In the midst of this company Henry Bohun was rather shy and uncomfortable. He was suspicious always that they would laugh at his Russian (what mattered it if they did?), and he was distressed by the noise and boisterous friendliness of every one. I could not help smiling to myself as I watched him. He was learning very fast. He would not tell any one now that “he really thought that he did understand Russia,” nor would he offer to put his friends right about Russian characteristics and behaviour. He watched the young giggling girls, and the fat Rozanov, and the shrill young man with ill-concealed distress.
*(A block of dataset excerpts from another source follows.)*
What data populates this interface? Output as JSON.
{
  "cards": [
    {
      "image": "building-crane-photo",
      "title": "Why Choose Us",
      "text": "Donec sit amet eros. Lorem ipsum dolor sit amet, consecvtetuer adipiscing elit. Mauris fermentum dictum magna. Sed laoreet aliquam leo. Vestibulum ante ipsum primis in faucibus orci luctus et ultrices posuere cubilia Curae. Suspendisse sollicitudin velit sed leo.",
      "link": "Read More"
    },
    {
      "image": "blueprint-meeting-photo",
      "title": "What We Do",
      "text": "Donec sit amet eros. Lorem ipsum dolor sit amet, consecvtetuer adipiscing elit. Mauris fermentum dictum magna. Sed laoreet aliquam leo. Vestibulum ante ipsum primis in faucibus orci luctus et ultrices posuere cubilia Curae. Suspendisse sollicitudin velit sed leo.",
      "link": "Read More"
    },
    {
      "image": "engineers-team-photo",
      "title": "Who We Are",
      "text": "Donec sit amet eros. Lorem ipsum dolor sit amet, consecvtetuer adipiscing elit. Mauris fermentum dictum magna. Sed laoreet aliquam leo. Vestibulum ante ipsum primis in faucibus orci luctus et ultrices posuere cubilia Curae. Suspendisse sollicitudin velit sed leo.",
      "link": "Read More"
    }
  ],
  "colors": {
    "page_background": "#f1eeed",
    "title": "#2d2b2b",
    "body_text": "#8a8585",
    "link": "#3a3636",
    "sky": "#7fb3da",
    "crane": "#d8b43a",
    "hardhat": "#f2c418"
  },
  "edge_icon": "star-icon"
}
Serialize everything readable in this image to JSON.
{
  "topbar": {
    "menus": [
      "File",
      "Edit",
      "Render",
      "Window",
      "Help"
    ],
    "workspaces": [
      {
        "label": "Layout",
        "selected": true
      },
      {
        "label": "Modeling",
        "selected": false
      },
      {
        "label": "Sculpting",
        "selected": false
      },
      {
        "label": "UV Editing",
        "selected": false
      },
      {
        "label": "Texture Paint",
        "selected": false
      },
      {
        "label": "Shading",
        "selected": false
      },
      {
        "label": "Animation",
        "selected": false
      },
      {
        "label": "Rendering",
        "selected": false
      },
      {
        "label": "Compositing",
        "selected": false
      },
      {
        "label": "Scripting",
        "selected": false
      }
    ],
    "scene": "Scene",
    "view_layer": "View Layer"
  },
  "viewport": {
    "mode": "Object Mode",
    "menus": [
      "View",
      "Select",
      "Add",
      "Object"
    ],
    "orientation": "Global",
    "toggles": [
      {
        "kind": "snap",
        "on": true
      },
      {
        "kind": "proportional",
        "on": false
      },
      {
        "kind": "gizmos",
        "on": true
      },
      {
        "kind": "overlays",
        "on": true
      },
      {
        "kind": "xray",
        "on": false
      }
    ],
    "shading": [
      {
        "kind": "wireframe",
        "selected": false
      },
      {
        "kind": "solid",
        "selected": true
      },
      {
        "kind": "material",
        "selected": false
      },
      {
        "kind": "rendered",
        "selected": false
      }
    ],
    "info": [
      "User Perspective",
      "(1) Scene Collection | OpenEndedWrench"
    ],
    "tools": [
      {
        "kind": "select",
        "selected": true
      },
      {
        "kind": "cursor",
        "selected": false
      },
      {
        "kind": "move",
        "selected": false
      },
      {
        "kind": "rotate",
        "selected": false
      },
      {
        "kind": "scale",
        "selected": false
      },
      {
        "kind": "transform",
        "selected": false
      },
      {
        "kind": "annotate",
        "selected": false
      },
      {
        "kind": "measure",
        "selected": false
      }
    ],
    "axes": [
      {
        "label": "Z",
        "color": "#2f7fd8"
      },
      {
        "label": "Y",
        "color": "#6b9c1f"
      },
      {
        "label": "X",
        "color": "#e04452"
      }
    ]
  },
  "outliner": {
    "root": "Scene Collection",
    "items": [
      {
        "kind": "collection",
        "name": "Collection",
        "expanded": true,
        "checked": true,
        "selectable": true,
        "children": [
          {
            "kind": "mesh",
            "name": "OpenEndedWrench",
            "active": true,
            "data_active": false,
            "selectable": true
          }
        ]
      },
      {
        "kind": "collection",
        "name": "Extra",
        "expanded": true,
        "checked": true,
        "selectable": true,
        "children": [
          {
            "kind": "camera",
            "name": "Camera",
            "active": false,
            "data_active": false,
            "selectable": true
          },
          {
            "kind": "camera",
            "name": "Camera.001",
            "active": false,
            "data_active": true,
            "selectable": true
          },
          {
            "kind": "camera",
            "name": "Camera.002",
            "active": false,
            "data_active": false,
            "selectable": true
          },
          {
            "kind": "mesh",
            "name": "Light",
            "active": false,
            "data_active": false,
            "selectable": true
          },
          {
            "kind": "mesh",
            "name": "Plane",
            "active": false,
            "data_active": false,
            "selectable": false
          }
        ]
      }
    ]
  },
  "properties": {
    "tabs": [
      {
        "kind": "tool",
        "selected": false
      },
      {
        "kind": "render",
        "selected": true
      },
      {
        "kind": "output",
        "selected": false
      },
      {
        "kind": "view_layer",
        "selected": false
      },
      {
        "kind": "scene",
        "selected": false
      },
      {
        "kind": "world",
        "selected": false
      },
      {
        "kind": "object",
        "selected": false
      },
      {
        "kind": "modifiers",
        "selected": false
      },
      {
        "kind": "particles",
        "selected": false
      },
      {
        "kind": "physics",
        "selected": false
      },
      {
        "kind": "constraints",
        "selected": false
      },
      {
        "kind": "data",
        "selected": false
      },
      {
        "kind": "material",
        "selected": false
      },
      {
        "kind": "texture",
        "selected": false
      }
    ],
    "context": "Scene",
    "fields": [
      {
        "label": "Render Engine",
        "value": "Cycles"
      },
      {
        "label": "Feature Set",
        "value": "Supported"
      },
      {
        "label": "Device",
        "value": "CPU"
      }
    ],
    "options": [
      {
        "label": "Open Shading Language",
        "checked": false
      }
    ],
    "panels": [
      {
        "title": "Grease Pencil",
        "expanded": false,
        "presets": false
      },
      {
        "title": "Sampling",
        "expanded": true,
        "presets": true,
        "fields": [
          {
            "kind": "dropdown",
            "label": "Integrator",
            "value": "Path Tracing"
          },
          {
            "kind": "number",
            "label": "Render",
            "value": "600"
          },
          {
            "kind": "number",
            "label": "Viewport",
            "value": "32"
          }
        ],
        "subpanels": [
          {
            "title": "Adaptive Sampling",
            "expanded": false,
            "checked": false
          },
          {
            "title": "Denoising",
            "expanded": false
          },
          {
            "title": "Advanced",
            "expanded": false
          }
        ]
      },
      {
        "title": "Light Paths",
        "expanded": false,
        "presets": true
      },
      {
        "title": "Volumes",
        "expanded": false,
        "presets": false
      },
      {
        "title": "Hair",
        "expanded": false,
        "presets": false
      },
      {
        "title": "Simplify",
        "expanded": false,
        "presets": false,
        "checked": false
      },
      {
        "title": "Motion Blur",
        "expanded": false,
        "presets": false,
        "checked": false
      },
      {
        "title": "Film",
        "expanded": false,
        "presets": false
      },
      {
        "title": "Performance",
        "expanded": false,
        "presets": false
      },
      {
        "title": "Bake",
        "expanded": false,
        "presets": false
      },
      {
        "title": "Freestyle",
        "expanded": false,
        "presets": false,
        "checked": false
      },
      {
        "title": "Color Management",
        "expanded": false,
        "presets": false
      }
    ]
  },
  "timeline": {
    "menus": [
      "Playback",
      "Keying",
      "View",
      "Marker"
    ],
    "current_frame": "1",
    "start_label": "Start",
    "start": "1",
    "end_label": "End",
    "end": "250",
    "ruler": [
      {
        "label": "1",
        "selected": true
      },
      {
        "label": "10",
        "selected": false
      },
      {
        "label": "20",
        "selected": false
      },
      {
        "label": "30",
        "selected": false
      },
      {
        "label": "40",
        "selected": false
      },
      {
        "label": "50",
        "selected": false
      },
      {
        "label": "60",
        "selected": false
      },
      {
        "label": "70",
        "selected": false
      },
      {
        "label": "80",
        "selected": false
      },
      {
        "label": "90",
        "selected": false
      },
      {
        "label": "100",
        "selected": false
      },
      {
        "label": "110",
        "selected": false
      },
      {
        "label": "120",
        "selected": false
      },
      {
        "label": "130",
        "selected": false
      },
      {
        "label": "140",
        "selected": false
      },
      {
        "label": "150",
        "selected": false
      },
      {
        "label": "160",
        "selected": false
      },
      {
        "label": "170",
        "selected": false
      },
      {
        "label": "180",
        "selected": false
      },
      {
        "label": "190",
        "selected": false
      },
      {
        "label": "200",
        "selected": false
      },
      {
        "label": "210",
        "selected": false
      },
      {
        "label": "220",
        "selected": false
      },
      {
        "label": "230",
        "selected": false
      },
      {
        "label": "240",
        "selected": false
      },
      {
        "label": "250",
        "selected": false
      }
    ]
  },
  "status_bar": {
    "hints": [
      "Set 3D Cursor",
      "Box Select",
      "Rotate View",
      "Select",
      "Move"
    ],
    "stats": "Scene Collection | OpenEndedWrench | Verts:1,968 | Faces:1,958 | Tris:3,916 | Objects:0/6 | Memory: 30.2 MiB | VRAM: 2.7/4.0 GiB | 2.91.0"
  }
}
Very far these from the Lizas and Natachas of his literary imagination—and yet not so far either, had he only known.

He pinned all his faith, as I could see, to Vera Michailovna, who did gloriously fulfil his self-instituted standards. And yet he did not know her at all! He was to suffer pain there too.

At dinner he was unfortunately seated between one of the giggling girls and a very deaf old lady who was the great-aunt of Nina and Vera. This old lady trembled like an aspen leaf, and was continually dropping beneath the table a little black bag that she carried. She could make nothing of Bohun’s Russian, even if she heard it, and was under the impression that he was a Frenchman. She began a long quivering story about Paris to which she had once been, how she had lost herself, and how a delightful Frenchman had put her on her right path again.... “A chivalrous people, your countrymen”.... she repeated, nodding her head so that her long silver earrings rattled again—“gay and chivalrous!” Bohun was not, I am afraid, as chivalrous as he might have been, because he knew that the girl on his other side was laughing at his attempts to explain that he was not a Frenchman. “Stupid old woman!” he said to me afterwards. “She dropped her bag under the table at least twenty times!”

Meanwhile the astonishing fact was that the success of the dinner was Jerry Lawrence. He was placed on Vera Michailovna’s left hand, Rozanov, the Moscow merchant near to him, and I did not hear him say anything very bright or illuminating, but every one felt, I think, that he was a cheerful and dependable person. I always felt, when I observed him, that he understood the Russian character far better than any of us. He had none of the self-assertion of the average Englishman and, at the same time, he had his opinions and his preferences. He took every kind of chaff with good-humoured indifference, but I think it was above everything else his tolerance that pleased the Russians. Nothing shocked him, which did not at all mean that he had no code of honour or morals. His code was severe and stern, but his sense of human fallibility, and the fine fight that human nature was always making against stupendous odds stirred him to a fine and comprehending clarity. He had many faults. He was obstinate, often dull and lethargic, in many ways grossly ill-educated and sometimes wilfully obtuse—but he was a fine friend, a noble enemy, and a chivalrous lover. There was nothing mean nor petty in him, and his views of life and the human soul were wider and more all-embracing than in any Englishman I have ever known. You may say of course that it is sentimental nonsense to suppose at all that the human soul is making a fine fight against odds. Even I, at this period, was tempted to think that it might be nonsense, but it is a view as good as another, after all, and so ignorant are all of us that no one has a right to say that anything is impossible!